How to Find a Business to Buy: 23 Deal Sourcing Strategies That Work
A comprehensive guide to building credible deal flow and positioning yourself as a serious buyer in the lower middle market
By Felix Mann. Updated 2026-04-05. 12 min read.
Key Facts
Deal sourcing strategies for business acquisition: 23 documented categories including outbound origination, broker listings, owned media, speaking engagements, trade associations, supplier networks, personal networks, and competitor relationships. Key statistics: Data Axle database $700, direct mail $700, generated $4.5M acquisition. Trade associations provide aggregation points for business owners. Suppliers identify distressed businesses through payment patterns. Personal networks create exponential connectivity. Best businesses not publicly listed, requiring off-market sourcing. Industry associations poorly run, creating value-provider opportunities. Customer-first approach builds credibility before acquisition conversations. Social media posts generate immediate responses from potential sellers. Coaching data shows sourcing as number two problem across 178 M&A calls.
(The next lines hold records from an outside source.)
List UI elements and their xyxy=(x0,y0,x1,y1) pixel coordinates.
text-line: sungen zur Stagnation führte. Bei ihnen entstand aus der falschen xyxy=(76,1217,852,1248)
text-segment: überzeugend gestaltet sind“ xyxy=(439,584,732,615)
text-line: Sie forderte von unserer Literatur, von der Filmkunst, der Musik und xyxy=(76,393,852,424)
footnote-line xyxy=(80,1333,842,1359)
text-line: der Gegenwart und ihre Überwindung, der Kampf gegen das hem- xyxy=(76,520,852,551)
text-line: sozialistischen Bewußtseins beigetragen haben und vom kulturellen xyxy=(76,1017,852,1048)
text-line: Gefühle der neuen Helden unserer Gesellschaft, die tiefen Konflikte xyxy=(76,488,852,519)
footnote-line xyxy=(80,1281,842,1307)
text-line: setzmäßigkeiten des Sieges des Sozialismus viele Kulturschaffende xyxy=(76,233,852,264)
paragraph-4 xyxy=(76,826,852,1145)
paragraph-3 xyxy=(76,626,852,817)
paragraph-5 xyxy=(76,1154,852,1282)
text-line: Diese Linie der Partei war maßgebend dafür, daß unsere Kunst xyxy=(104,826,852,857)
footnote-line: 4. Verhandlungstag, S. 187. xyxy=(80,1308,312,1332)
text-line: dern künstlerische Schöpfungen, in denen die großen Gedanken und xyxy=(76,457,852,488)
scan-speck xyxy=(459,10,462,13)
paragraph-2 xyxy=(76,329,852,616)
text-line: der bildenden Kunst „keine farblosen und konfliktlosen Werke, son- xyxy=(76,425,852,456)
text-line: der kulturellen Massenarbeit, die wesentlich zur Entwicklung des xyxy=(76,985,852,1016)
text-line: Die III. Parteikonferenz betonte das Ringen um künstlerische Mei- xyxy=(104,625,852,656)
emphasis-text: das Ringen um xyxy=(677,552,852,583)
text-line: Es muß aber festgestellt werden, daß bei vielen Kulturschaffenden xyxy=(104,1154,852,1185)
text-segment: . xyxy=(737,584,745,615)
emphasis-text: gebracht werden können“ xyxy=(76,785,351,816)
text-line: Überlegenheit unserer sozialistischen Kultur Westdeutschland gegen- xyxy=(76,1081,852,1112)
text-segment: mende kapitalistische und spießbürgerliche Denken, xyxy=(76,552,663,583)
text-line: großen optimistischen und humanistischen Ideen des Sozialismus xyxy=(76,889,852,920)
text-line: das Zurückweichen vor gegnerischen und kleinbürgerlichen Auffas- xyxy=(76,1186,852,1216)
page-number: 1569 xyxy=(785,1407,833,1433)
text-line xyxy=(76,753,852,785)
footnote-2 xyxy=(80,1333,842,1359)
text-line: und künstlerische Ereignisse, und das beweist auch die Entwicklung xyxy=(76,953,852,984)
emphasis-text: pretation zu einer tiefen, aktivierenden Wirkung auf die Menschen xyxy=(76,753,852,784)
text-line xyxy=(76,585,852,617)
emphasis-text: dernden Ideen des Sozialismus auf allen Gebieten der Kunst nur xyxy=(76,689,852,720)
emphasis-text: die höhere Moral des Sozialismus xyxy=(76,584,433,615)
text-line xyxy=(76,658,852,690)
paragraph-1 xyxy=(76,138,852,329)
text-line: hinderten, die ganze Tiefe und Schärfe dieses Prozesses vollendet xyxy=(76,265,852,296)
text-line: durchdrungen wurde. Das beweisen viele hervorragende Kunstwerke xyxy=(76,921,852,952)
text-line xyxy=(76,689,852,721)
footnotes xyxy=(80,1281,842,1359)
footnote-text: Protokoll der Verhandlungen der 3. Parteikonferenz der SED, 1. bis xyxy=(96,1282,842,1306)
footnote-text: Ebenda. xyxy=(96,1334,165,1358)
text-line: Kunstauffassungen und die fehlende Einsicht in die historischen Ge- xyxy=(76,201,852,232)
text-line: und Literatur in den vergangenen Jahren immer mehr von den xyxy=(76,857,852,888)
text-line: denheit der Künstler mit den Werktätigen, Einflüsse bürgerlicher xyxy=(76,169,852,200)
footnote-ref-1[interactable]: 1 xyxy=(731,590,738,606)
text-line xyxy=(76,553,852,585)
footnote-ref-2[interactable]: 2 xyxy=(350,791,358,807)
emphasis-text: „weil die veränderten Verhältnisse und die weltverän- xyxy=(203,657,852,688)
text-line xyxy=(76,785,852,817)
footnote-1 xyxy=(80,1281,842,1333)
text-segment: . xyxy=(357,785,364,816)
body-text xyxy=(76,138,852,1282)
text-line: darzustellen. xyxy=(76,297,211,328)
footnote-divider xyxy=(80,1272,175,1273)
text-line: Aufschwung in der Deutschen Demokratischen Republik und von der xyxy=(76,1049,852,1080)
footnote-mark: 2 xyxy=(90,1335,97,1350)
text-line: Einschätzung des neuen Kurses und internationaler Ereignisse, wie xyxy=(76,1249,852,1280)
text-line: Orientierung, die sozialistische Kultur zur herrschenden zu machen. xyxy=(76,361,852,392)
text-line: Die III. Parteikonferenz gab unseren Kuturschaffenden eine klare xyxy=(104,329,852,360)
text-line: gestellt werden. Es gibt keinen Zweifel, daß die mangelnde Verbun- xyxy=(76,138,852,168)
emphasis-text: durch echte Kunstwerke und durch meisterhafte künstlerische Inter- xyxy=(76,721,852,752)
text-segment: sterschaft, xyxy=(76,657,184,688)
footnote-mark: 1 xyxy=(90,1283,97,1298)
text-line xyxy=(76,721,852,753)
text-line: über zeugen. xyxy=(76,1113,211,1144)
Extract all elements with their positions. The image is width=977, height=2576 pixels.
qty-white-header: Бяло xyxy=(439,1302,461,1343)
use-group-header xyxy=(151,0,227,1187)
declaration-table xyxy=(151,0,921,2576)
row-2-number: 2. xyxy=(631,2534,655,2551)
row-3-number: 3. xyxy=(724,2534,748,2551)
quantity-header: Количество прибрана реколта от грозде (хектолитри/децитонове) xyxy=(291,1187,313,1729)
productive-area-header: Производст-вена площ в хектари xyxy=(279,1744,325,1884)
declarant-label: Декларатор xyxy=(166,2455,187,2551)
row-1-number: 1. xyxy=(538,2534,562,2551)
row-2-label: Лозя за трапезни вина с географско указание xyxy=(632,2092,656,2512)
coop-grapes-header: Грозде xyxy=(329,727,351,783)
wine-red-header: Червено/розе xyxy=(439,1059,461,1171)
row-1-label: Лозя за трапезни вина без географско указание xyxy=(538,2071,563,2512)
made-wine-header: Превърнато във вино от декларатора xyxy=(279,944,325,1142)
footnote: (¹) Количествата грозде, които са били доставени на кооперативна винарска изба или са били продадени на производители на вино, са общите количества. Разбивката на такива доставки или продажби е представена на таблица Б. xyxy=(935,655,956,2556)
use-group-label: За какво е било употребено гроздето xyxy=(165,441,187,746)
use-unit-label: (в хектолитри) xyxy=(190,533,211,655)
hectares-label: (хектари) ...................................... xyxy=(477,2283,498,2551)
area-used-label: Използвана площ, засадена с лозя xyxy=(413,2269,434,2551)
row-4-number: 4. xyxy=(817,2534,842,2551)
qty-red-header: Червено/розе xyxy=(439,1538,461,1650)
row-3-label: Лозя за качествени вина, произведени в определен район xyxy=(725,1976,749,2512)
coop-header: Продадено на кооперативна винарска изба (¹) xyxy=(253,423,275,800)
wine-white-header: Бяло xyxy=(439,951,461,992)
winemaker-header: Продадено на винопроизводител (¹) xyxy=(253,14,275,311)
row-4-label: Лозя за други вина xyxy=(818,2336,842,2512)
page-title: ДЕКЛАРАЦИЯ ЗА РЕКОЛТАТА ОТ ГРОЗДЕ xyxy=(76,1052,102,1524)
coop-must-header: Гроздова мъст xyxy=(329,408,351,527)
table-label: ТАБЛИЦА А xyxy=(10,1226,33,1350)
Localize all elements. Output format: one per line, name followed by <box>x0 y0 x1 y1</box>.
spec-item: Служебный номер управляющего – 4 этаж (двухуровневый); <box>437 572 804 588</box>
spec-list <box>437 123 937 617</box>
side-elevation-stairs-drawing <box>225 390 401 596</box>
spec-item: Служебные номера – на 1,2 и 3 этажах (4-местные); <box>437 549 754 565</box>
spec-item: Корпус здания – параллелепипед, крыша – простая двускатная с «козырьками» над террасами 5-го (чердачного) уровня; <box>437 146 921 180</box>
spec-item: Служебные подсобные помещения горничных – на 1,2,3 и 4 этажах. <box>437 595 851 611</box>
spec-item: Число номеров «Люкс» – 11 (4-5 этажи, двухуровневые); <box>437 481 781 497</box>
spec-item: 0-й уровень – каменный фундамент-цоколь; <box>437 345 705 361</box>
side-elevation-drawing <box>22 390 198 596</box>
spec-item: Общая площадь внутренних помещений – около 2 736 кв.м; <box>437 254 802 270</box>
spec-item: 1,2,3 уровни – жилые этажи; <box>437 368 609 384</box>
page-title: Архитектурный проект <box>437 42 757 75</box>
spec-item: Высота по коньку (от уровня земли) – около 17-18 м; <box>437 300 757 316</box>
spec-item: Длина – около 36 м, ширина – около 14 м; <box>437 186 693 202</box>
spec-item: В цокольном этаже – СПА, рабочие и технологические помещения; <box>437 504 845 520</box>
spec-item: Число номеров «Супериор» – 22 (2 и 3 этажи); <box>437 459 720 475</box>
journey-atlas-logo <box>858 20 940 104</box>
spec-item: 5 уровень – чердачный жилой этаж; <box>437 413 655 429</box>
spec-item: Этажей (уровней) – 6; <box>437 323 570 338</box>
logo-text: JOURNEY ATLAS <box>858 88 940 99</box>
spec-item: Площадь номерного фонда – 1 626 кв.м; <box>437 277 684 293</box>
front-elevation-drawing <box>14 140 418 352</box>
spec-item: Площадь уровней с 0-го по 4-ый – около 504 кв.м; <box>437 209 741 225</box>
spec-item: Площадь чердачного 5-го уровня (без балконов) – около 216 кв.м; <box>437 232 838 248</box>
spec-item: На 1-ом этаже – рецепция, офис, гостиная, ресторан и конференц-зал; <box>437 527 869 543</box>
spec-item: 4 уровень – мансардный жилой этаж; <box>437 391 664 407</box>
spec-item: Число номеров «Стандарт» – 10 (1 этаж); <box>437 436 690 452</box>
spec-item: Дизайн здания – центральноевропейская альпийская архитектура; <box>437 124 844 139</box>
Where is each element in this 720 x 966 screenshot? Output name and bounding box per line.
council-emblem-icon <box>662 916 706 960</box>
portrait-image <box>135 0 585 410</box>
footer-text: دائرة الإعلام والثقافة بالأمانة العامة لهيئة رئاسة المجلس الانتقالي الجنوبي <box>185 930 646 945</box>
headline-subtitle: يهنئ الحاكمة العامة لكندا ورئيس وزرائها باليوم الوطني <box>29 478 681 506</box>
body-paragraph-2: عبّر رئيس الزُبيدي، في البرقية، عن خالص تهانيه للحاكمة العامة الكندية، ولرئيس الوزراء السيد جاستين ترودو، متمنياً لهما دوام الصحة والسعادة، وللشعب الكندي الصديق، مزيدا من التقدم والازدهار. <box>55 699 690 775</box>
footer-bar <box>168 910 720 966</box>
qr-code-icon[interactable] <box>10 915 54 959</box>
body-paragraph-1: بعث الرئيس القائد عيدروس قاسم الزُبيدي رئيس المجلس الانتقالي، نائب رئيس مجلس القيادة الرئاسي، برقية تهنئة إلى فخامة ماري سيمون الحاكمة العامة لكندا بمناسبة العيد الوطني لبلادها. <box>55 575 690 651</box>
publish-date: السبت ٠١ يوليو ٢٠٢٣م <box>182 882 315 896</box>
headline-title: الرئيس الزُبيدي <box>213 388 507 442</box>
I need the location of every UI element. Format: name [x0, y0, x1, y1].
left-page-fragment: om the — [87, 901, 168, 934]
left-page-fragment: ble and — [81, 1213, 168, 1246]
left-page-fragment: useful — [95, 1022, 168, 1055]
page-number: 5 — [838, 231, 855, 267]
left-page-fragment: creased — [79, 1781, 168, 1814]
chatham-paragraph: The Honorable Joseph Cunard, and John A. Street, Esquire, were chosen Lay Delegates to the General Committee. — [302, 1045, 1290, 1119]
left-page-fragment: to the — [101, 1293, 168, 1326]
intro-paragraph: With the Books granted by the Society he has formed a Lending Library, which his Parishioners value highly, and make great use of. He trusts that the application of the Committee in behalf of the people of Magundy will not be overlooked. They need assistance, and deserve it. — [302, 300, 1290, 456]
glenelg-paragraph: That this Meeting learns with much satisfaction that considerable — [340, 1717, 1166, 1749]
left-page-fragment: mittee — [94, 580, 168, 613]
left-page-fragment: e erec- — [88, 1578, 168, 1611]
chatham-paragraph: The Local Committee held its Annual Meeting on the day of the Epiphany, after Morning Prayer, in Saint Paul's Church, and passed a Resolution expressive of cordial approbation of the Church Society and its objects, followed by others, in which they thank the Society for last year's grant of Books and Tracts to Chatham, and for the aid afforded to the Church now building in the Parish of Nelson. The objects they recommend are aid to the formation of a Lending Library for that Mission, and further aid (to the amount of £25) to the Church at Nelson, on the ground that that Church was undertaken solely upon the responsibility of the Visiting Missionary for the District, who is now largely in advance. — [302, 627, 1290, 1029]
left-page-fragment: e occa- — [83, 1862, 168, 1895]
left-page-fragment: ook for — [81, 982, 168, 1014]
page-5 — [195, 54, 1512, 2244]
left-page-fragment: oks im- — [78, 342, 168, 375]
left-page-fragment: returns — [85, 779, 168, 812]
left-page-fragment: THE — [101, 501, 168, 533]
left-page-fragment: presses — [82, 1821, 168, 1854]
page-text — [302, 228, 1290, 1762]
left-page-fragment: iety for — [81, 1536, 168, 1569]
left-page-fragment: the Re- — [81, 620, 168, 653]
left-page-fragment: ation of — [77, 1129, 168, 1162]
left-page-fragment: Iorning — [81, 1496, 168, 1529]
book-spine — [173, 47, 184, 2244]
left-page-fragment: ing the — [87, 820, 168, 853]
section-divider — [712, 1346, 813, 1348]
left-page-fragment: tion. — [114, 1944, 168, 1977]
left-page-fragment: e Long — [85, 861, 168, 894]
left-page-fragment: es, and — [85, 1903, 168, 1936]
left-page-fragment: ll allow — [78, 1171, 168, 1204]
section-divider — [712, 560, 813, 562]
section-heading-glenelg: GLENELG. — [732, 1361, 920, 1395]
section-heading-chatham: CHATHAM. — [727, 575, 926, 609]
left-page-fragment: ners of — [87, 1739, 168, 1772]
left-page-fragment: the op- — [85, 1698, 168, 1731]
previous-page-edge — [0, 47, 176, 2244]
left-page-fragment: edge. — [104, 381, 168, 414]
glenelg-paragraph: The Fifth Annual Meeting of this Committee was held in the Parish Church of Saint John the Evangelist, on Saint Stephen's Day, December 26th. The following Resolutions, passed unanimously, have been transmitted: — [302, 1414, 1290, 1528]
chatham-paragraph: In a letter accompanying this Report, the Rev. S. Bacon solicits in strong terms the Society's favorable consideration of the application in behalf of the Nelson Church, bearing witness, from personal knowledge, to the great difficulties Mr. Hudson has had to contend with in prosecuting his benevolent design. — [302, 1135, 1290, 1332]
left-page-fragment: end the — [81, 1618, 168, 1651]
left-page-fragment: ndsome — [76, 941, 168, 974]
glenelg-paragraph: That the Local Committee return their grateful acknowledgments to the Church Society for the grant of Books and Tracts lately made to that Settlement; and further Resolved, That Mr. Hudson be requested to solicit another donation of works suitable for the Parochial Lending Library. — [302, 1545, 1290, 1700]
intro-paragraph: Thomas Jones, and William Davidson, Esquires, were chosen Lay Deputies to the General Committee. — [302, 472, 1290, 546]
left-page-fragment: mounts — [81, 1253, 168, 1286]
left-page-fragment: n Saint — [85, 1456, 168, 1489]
What is the best way to find businesses to buy?
The best businesses are not for sale, which means the best deals come from off-market sourcing through personal networks and strategic positioning. According to documented M&A coaching data, 23 distinct deal sourcing categories exist, but most new acquirers default to browsing listing sites, which produces the lowest-quality deal flow.
The pocket listing effect from real estate applies to business brokerage—the best deals are passed to pre-vetted buyers before reaching public listings. One practitioner found a deal through his nine-year-old son who reported a board game store closing, leading to a no-money-out-of-pocket acquisition generating $15,000 per month.
The most effective approach combines multiple channels systematically rather than relying on a single source. Personal networks, industry associations, and strategic positioning create exponential connectivity that compound over time.
How do you build credibility when approaching business owners?
When approaching a business owner cold, the most effective entry strategy is to become their customer first and then leverage the resulting credibility into a deal conversation. The methodology: identify a target business, walk in as a high-spending customer (deliberately overspend relative to typical transaction size), and wait for the inevitable question: "What do you do for a living?"
The positioning response: "I am a marketing consultant. I help grow and scale companies like yours." This triggers natural due diligence—they will Google you, check social media, and review your online presence. A strong digital footprint with established business credentials and testimonials is essential.
Every couple of months, post across all social platforms: "looking to buy businesses in [industry], always confidential." One documented case generated a response within five minutes from a competitor across the street ready to exit.